GIC closes A$135m exit in Melbourne

Following a particularly acquisitive period, GIC has also taken advantage of the outbound appetite of Chinese developers to make a divestment.

The $285 billion Singaporean sovereign wealth fund GIC Private Limited has fully divested what was its very first property asset in the city of Melbourne, selling the Park Hyatt hotel in Melbourne to Chinese developer Fu Wah Group.

The deal involves both the 240 room hotel and an adjoining commercial car park. Financial details of the deal were not disclosed, but media reports have pegged the deal at around A$135 million (€93 million; $126 million). Developed in 1999 by Australian property developer Lustig & Moar at a cost of $150 million, the five-star Park Hyatt is considered one of Melbourne’s landmark hotels.

In 2003, GIC bought the Park Hyatt as its first real estate investment in Melbourne for approximately A$126 million. At the time, GIC Real Estate president Ngee Huat Seek said, “Although the hospitality real estate cycle is still finding its bottom in Melbourne, we are confident that our arrangement with Hyatt will see us through the bottom of the cycle. We have confidence in the Park Hyatt brand to realize the full potential of this property.”

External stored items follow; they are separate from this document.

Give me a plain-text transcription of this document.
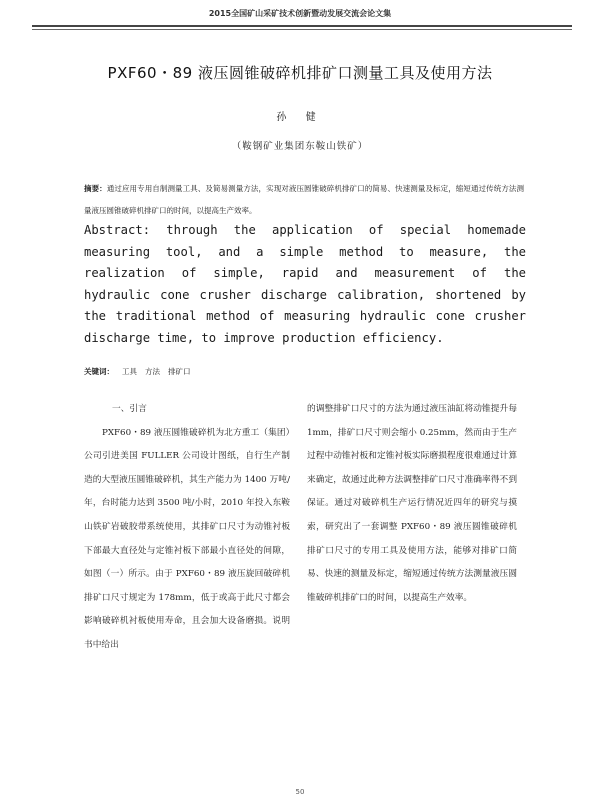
2015全国矿山采矿技术创新暨动发展交流会论文集
PXF60・89 液压圆锥破碎机排矿口测量工具及使用方法
孙 健
（鞍钢矿业集团东鞍山铁矿）
摘要：通过应用专用自制测量工具、及简易测量方法，实现对液压圆锥破碎机排矿口的简易、快速测量及标定，缩短通过传统方法测量液压圆锥破碎机排矿口的时间，以提高生产效率。
Abstract: through the application of special homemade measuring tool, and a simple method to measure, the realization of simple, rapid and measurement of the hydraulic cone crusher discharge calibration, shortened by the traditional method of measuring hydraulic cone crusher discharge time, to improve production efficiency.
关键词： 工具 方法 排矿口
一、引言
PXF60・89 液压圆锥破碎机为北方重工（集团）公司引进美国 FULLER 公司设计图纸，自行生产制造的大型液压圆锥破碎机，其生产能力为 1400 万吨/年，台时能力达到 3500 吨/小时，2010 年投入东鞍山铁矿岩破胶带系统使用，其排矿口尺寸为动锥衬板下部最大直径处与定锥衬板下部最小直径处的间隙，如图（一）所示。由于 PXF60・89 液压旋回破碎机排矿口尺寸规定为 178mm，低于或高于此尺寸都会影响破碎机衬板使用寿命，且会加大设备磨损。说明书中给出
的调整排矿口尺寸的方法为通过液压油缸将动锥提升每 1mm，排矿口尺寸则会缩小 0.25mm，然而由于生产过程中动锥衬板和定锥衬板实际磨损程度很难通过计算来确定，故通过此种方法调整排矿口尺寸准确率得不到保证。通过对破碎机生产运行情况近四年的研究与摸索，研究出了一套调整 PXF60・89 液压圆锥破碎机排矿口尺寸的专用工具及使用方法，能够对排矿口简易、快速的测量及标定，缩短通过传统方法测量液压圆锥破碎机排矿口的时间，以提高生产效率。
50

Coincidentally, Park Hyatt also represents Fu Wah’s first foray into the international market. It is only the latest Chinese developer to buy into the Australian market. Greenland Group, for example, has committed $600 million to build Sydney’s tallest apartment tower, while China’s Country Garden has launched an 800-apartment complex development in Sydney.

Since its first foray, GIC has invested in at least one other Melbourne property project, partnering with Australia’s CFS Retail Property Trust and the Myer family to acquire and develop the site of Myer Melbourne shopping complex for a combined investment of A$1.1 billion (€703 million; $971 million) in 2007. Following some delays, that project is scheduled for completion this year.

Overall, GIC has invested about 3 percent of its capital in the Australasia region across all asset classes. Its most prominent assets include the Chifley Tower and Queen Victoria Building in Sydney.